Misha and I climb to the top of the black mound to get a better view, to see any bears that might approach. It is good to see Tim at work, he looks dedicated and passionate, it has certainly been worth the effort.
From our elevated observation post we can see the northern fjords, we are about seven kilometers from the northern sea coast. With the binoculars we make out some icebergs floating in a bay and islands on the horizon.
After an hour's work, Tim tells us that he has had enough, that we can start the trip back to the pick-up point. We will stop at other rock structures that interest him in our way there, so we return through another area we have not crossed yet, located further east.
It keeps raining, our backpacks are protected with waterproof covers and our bodies are covered with Gore-Tex windbreakers over thermal clothing and wool hats.
We talk less and we begin to feel tired. From kilometer forty on Misha limps openly, I think the rubber boots he is wearing hurt his feet. He doesn't complain, he looks used to the suffering; we don't cross a word. He carries his rifle on his shoulder -I know it is quite heavy-, but I know too that he wouldn’t let me carry it for him.
At this time of the year the sun doesn't set. Even so, during the night hours, the light kind of fades as if it were a sunset, which, added to the surrounding fog, gives a distressing sensation of lack of visibility. Having no terrain references we are guided by the course, we go SW, we find new barriers in the form of rivers, snow, ice and loose rock walls. Fatigue sometimes makes us want to shorten by areas that may not be safe, luckily there is always one of us sane enough to insist on finding the safest step.
Sleep, mixed with the low light and fog, begins to play with the mind. A particularly white rock, or a running reindeer that the mind quickly transforms into a polar bear crouching in our path.
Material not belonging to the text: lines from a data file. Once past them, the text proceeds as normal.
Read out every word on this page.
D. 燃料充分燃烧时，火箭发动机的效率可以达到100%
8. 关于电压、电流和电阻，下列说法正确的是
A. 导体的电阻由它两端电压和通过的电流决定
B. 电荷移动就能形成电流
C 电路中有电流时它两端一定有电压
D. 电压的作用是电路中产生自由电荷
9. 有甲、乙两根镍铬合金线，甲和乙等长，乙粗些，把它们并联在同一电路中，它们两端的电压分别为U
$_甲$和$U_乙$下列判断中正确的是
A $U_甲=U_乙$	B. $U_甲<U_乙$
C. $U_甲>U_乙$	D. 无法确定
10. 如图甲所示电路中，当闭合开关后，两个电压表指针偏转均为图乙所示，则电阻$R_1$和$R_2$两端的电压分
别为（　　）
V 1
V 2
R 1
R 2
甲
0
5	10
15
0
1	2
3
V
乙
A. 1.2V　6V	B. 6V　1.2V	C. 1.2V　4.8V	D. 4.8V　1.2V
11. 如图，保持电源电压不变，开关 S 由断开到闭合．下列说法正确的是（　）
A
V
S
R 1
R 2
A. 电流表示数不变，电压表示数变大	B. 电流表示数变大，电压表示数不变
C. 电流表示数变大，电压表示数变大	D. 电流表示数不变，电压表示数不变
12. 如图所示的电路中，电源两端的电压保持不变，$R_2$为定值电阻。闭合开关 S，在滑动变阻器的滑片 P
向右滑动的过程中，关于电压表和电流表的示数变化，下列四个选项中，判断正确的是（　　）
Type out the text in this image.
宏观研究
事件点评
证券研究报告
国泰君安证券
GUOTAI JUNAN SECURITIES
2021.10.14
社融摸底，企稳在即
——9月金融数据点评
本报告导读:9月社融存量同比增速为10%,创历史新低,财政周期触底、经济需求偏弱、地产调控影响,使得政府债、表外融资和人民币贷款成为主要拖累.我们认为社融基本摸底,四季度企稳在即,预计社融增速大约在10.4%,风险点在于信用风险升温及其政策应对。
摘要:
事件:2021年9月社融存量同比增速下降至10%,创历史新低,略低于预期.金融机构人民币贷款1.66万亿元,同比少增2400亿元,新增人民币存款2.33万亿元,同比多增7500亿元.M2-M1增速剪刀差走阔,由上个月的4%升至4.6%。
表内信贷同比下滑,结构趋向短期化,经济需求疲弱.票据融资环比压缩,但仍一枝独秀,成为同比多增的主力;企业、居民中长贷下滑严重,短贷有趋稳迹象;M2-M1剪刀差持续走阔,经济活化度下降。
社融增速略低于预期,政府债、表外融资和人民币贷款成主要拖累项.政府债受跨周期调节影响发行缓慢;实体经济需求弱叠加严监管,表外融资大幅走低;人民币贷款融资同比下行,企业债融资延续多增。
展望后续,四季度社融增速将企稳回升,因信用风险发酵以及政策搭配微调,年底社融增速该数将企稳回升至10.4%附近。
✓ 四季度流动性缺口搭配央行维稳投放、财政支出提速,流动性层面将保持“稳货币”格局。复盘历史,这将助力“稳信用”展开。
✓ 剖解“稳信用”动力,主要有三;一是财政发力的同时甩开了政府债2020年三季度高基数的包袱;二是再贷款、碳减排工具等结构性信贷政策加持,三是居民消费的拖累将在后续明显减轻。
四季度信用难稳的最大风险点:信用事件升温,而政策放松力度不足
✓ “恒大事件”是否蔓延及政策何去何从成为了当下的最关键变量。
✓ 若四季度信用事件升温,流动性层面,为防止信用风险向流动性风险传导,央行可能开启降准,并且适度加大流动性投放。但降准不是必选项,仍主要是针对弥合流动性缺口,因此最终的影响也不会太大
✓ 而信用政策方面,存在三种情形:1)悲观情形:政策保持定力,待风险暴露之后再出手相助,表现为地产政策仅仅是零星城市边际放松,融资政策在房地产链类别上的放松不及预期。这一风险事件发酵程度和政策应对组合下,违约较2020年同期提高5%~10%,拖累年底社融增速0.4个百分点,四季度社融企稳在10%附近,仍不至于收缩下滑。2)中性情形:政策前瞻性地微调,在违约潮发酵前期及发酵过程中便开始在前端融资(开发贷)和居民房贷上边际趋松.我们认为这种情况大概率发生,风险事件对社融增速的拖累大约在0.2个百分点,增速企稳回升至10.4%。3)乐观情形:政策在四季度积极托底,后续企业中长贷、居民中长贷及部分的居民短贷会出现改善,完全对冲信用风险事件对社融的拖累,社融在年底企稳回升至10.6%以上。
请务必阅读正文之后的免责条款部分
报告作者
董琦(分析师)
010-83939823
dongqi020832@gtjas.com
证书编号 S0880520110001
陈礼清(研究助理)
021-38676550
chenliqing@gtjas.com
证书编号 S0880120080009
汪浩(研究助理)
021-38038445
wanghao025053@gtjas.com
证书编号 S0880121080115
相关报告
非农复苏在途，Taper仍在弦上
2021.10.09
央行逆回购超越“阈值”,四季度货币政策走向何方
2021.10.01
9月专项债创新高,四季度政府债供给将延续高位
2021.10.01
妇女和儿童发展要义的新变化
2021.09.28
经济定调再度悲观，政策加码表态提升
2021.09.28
Misha's limp worsens and he starts to pout. This worries me. There are times when he answers us in German, forgetting that we only understand English. Tim looks quite strong and is doing very well. I hold on too, but I start dreaming with hot chocolate and the moment of taking off my wet boots.
We overcome another river looking for the safest area, and we climb another mountain. Will it be the last one? It is easy to get disoriented, there are no references. There is no sun, no stars. Misha is a little behind. He advances quite serious and with his eyes fixed straight ahead. For a moment he reminds me of a soldier who, with the rifle slung over the shoulder, returns defeated from a battle. Tim leads the way, guiding us with the map. I'm in the middle, keeping an eye on Misha out of the corner of my eye.
And finally, after walking for 60 km, the last mountain arrives. The fog lifts and we can already see the outline of the coast. As we descend, the visibility improves greatly and the profile of the Vinson of Antarctica appears, floating placidly, and we are back home!
We contact the ship on the VHF channel 69. Despite the fact that it is four o'clock in the morning, they answer us right away. We reach the shore, the place where we left the survival bag. We hug each other as the boat's tender appears. Another hug, another photo, no doubt our faces will look different in this one.
On the boat a few people are awake waiting for us, eager to hear our stories. They congratulate us and give us what they know we need: dry clothes, hot drinks and another spectacular breakfast. A few hours of rest in the bunk will do the rest.
It has been a total of 61.6 km, 20 hours and 30 minutes walking through the Arctic wilderness, without seeing anyone, with the risk of getting lost, of being eaten by a bear, all for Science’s sake!
For me it was one of those adventures of yesterday, the kind I like to read about, the kind I will remember.